You need to assess the investment holistically rather than simply on a loan principal reduction basis. I.e. assuming a tracker rate of 1.25% your annual interest on the BTL loan would be 3.5K which reflects 14.5k rental income assuming 11k principal reduction pa. However as per the commentary of previous posters rent is not equivalent to a gross return on the asset as costs and tax need to be accounted for.
Taking gross annual rent of 14.5k and costs interest of 7.5k as per the figures quoted earlier your net return before tax on the investment would be 7kpa. This is taxable at your marginal rate and only 75% of interest paid is allowable. Assuming an overall 51% total tax bill the tax amount is c4k. I.e. bottom line return on the investment of 3k. So excluding rent collection costs etc and other hidden costs such as repairs/renewals your net return on the 50k equity in the property would be 6%. hopefully I haven't missed anything in the figures!
 
You need to do a spending diary for 1 month then and note down everything that you spend money on, you should be able to pin it down then!
 

Thanks for respose 44 Brendan,
Im a little confused on your figures, where did you get the costs interest of 7.5K?
So what is your opinion on 6%?
 
Im a little confused on your figures, where did you get the costs interest of 7.5K?
Mortgage of 280k at an assumed tracker rate of 1.25%. Obviously if your actual tracker rate is lower/higher this will change the annual interest figure.
Given the current equity investment in the property of 50k a 6% return net of tax would be difficult to match. On the basis of other responses above you should aim to keep the property as a longer term investment for education etc and use the savings to meet your cash flow shortfall. Obviously taking the advice already given of preparing a spending budget.
 
Other factors are the potentially tax free gains (what is your base cost for the investment property and did you ever live there)...
 
Given the current equity investment in the property of 50k a 6% return net of tax would be difficult to match.

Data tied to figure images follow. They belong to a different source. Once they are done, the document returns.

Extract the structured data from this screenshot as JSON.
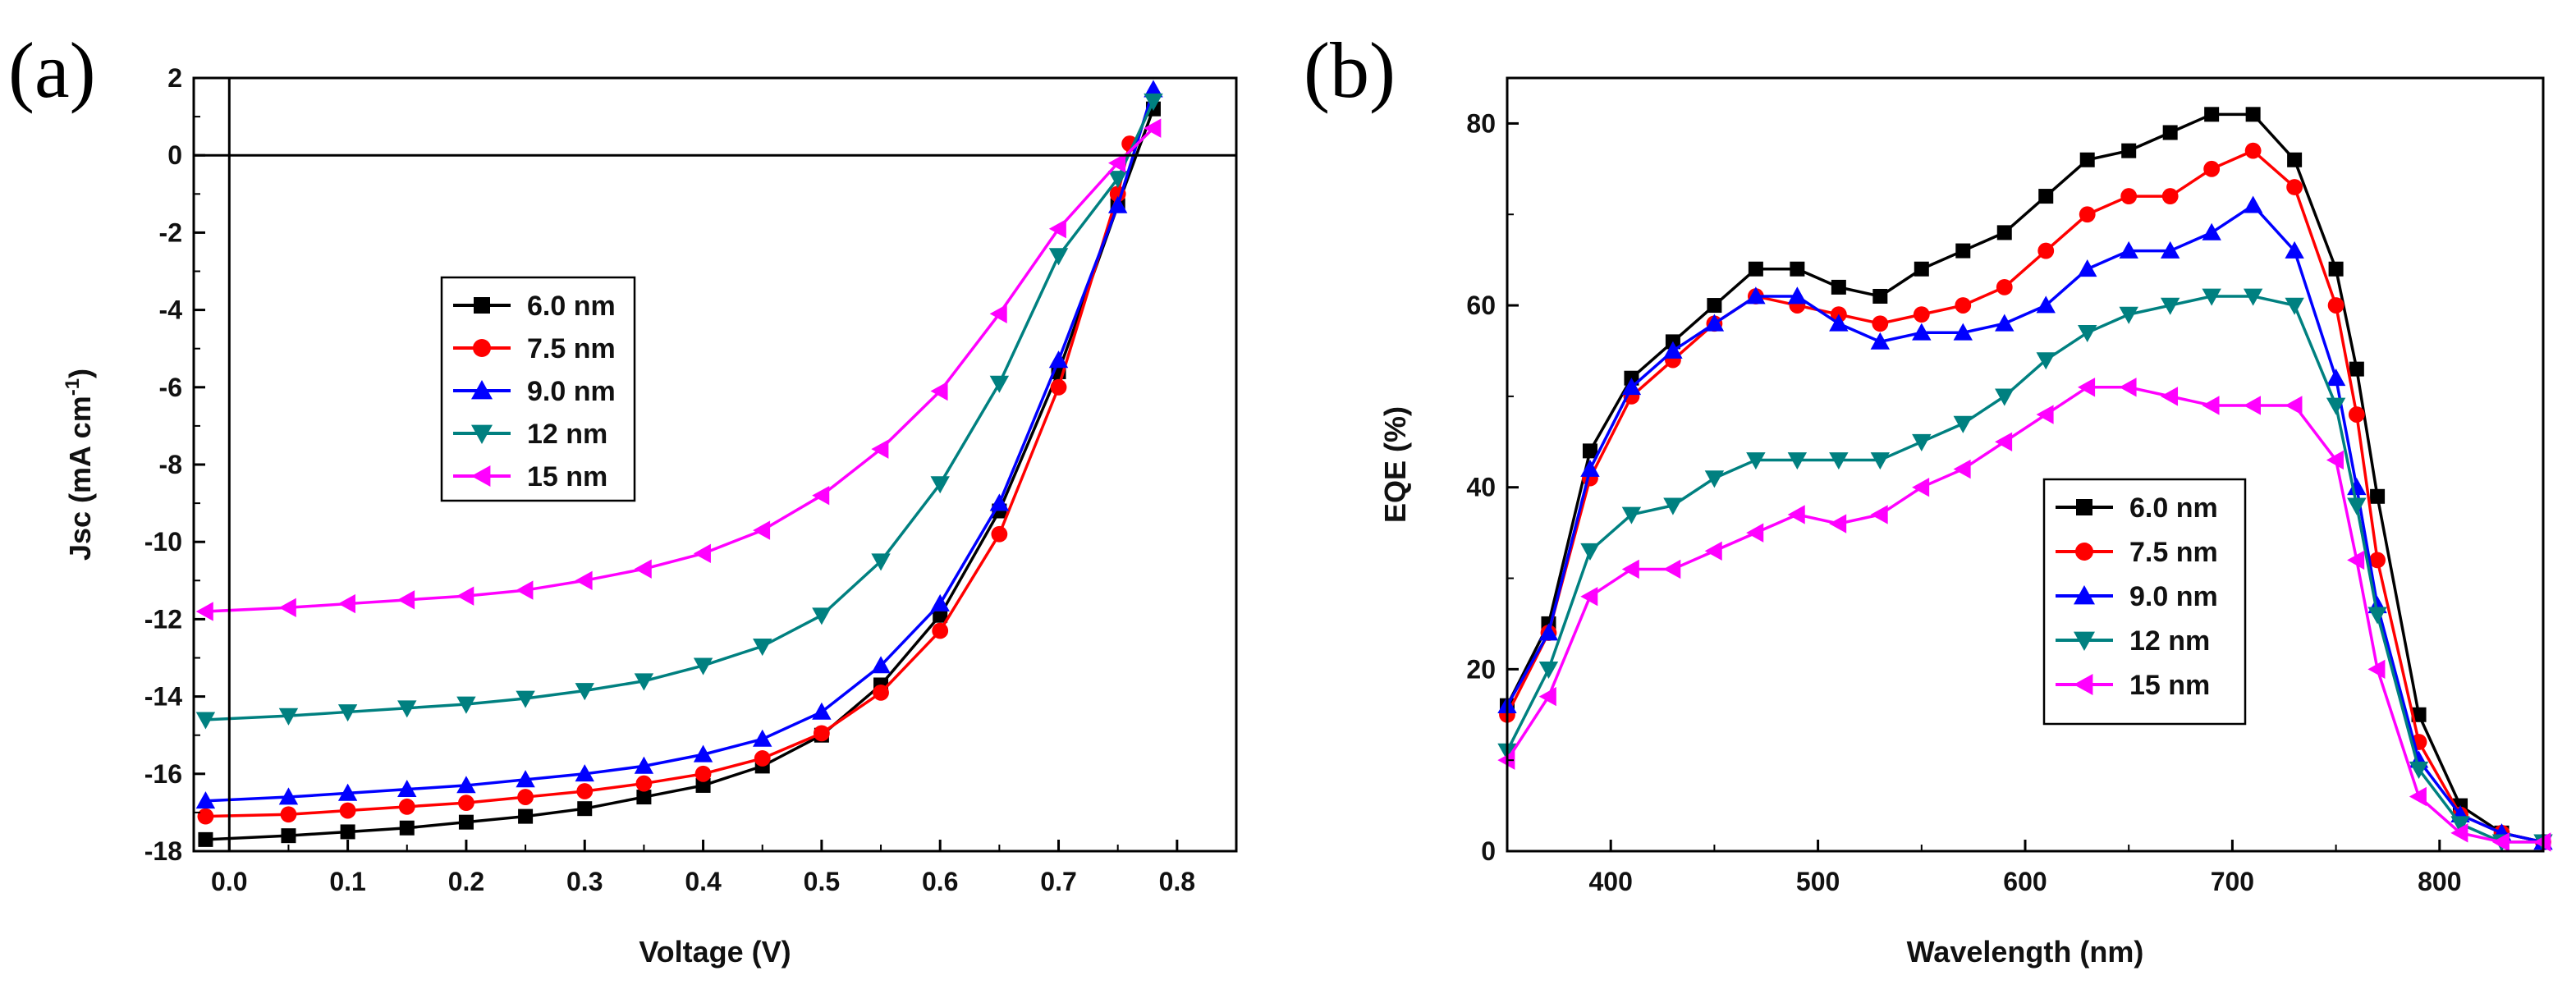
{
  "chart_data": [
    {
      "panel": "(a)",
      "type": "line",
      "title": "",
      "xlabel": "Voltage (V)",
      "ylabel_main": "Jsc (mA cm",
      "ylabel_sup": "-1",
      "ylabel_close": ")",
      "xlim": [
        -0.03,
        0.85
      ],
      "ylim": [
        -18,
        2
      ],
      "xticks": [
        0.0,
        0.1,
        0.2,
        0.3,
        0.4,
        0.5,
        0.6,
        0.7,
        0.8
      ],
      "xtick_labels": [
        "0.0",
        "0.1",
        "0.2",
        "0.3",
        "0.4",
        "0.5",
        "0.6",
        "0.7",
        "0.8"
      ],
      "yticks": [
        -18,
        -16,
        -14,
        -12,
        -10,
        -8,
        -6,
        -4,
        -2,
        0,
        2
      ],
      "ytick_labels": [
        "-18",
        "-16",
        "-14",
        "-12",
        "-10",
        "-8",
        "-6",
        "-4",
        "-2",
        "0",
        "2"
      ],
      "reference_lines": {
        "x": 0,
        "y": 0
      },
      "legend": "center-left",
      "series": [
        {
          "name": "6.0 nm",
          "color": "#000000",
          "marker": "square",
          "x": [
            -0.02,
            0.05,
            0.1,
            0.15,
            0.2,
            0.25,
            0.3,
            0.35,
            0.4,
            0.45,
            0.5,
            0.55,
            0.6,
            0.65,
            0.7,
            0.75,
            0.78
          ],
          "y": [
            -17.7,
            -17.6,
            -17.5,
            -17.4,
            -17.25,
            -17.1,
            -16.9,
            -16.6,
            -16.3,
            -15.8,
            -15.0,
            -13.7,
            -11.9,
            -9.2,
            -5.6,
            -1.3,
            1.2
          ]
        },
        {
          "name": "7.5 nm",
          "color": "#ff0000",
          "marker": "circle",
          "x": [
            -0.02,
            0.05,
            0.1,
            0.15,
            0.2,
            0.25,
            0.3,
            0.35,
            0.4,
            0.45,
            0.5,
            0.55,
            0.6,
            0.65,
            0.7,
            0.75,
            0.76
          ],
          "y": [
            -17.1,
            -17.05,
            -16.95,
            -16.85,
            -16.75,
            -16.6,
            -16.45,
            -16.25,
            -16.0,
            -15.6,
            -14.95,
            -13.9,
            -12.3,
            -9.8,
            -6.0,
            -1.0,
            0.3
          ]
        },
        {
          "name": "9.0 nm",
          "color": "#0000ff",
          "marker": "triangle-up",
          "x": [
            -0.02,
            0.05,
            0.1,
            0.15,
            0.2,
            0.25,
            0.3,
            0.35,
            0.4,
            0.45,
            0.5,
            0.55,
            0.6,
            0.65,
            0.7,
            0.75,
            0.78
          ],
          "y": [
            -16.7,
            -16.6,
            -16.5,
            -16.4,
            -16.3,
            -16.15,
            -16.0,
            -15.8,
            -15.5,
            -15.1,
            -14.4,
            -13.2,
            -11.6,
            -9.0,
            -5.3,
            -1.3,
            1.7
          ]
        },
        {
          "name": "12 nm",
          "color": "#008080",
          "marker": "triangle-down",
          "x": [
            -0.02,
            0.05,
            0.1,
            0.15,
            0.2,
            0.25,
            0.3,
            0.35,
            0.4,
            0.45,
            0.5,
            0.55,
            0.6,
            0.65,
            0.7,
            0.75,
            0.78
          ],
          "y": [
            -14.6,
            -14.5,
            -14.4,
            -14.3,
            -14.2,
            -14.05,
            -13.85,
            -13.6,
            -13.2,
            -12.7,
            -11.9,
            -10.5,
            -8.5,
            -5.9,
            -2.6,
            -0.6,
            1.4
          ]
        },
        {
          "name": "15 nm",
          "color": "#ff00ff",
          "marker": "triangle-left",
          "x": [
            -0.02,
            0.05,
            0.1,
            0.15,
            0.2,
            0.25,
            0.3,
            0.35,
            0.4,
            0.45,
            0.5,
            0.55,
            0.6,
            0.65,
            0.7,
            0.75,
            0.78
          ],
          "y": [
            -11.8,
            -11.7,
            -11.6,
            -11.5,
            -11.4,
            -11.25,
            -11.0,
            -10.7,
            -10.3,
            -9.7,
            -8.8,
            -7.6,
            -6.1,
            -4.1,
            -1.9,
            -0.2,
            0.7
          ]
        }
      ]
    },
    {
      "panel": "(b)",
      "type": "line",
      "title": "",
      "xlabel": "Wavelength (nm)",
      "ylabel": "EQE (%)",
      "xlim": [
        350,
        850
      ],
      "ylim": [
        0,
        85
      ],
      "xticks": [
        400,
        500,
        600,
        700,
        800
      ],
      "xtick_labels": [
        "400",
        "500",
        "600",
        "700",
        "800"
      ],
      "yticks": [
        0,
        20,
        40,
        60,
        80
      ],
      "ytick_labels": [
        "0",
        "20",
        "40",
        "60",
        "80"
      ],
      "legend": "bottom-center",
      "series": [
        {
          "name": "6.0 nm",
          "color": "#000000",
          "marker": "square",
          "x": [
            350,
            370,
            390,
            410,
            430,
            450,
            470,
            490,
            510,
            530,
            550,
            570,
            590,
            610,
            630,
            650,
            670,
            690,
            710,
            730,
            750,
            760,
            770,
            790,
            810,
            830,
            850
          ],
          "y": [
            16,
            25,
            44,
            52,
            56,
            60,
            64,
            64,
            62,
            61,
            64,
            66,
            68,
            72,
            76,
            77,
            79,
            81,
            81,
            76,
            64,
            53,
            39,
            15,
            5,
            2,
            1
          ]
        },
        {
          "name": "7.5 nm",
          "color": "#ff0000",
          "marker": "circle",
          "x": [
            350,
            370,
            390,
            410,
            430,
            450,
            470,
            490,
            510,
            530,
            550,
            570,
            590,
            610,
            630,
            650,
            670,
            690,
            710,
            730,
            750,
            760,
            770,
            790,
            810,
            830,
            850
          ],
          "y": [
            15,
            24,
            41,
            50,
            54,
            58,
            61,
            60,
            59,
            58,
            59,
            60,
            62,
            66,
            70,
            72,
            72,
            75,
            77,
            73,
            60,
            48,
            32,
            12,
            4,
            2,
            1
          ]
        },
        {
          "name": "9.0 nm",
          "color": "#0000ff",
          "marker": "triangle-up",
          "x": [
            350,
            370,
            390,
            410,
            430,
            450,
            470,
            490,
            510,
            530,
            550,
            570,
            590,
            610,
            630,
            650,
            670,
            690,
            710,
            730,
            750,
            760,
            770,
            790,
            810,
            830,
            850
          ],
          "y": [
            16,
            24,
            42,
            51,
            55,
            58,
            61,
            61,
            58,
            56,
            57,
            57,
            58,
            60,
            64,
            66,
            66,
            68,
            71,
            66,
            52,
            40,
            27,
            10,
            4,
            2,
            1
          ]
        },
        {
          "name": "12 nm",
          "color": "#008080",
          "marker": "triangle-down",
          "x": [
            350,
            370,
            390,
            410,
            430,
            450,
            470,
            490,
            510,
            530,
            550,
            570,
            590,
            610,
            630,
            650,
            670,
            690,
            710,
            730,
            750,
            760,
            770,
            790,
            810,
            830,
            850
          ],
          "y": [
            11,
            20,
            33,
            37,
            38,
            41,
            43,
            43,
            43,
            43,
            45,
            47,
            50,
            54,
            57,
            59,
            60,
            61,
            61,
            60,
            49,
            38,
            26,
            9,
            3,
            1,
            1
          ]
        },
        {
          "name": "15 nm",
          "color": "#ff00ff",
          "marker": "triangle-left",
          "x": [
            350,
            370,
            390,
            410,
            430,
            450,
            470,
            490,
            510,
            530,
            550,
            570,
            590,
            610,
            630,
            650,
            670,
            690,
            710,
            730,
            750,
            760,
            770,
            790,
            810,
            830,
            850
          ],
          "y": [
            10,
            17,
            28,
            31,
            31,
            33,
            35,
            37,
            36,
            37,
            40,
            42,
            45,
            48,
            51,
            51,
            50,
            49,
            49,
            49,
            43,
            32,
            20,
            6,
            2,
            1,
            1
          ]
        }
      ]
    }
  ]
}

I would agree with this and go further to say that you have an excellent upside potential in terms of possible future capital appreciation, which is costing you nothing.
 
Mortgage of 280k at an assumed tracker rate of 1.25%.

280,000 @ 1.25% is 3,500, not 7,500.

Not sure it makes any real difference to the decision though.

Your first job is certainly to keep a spending diary for a month or so and see where the money is evaporating.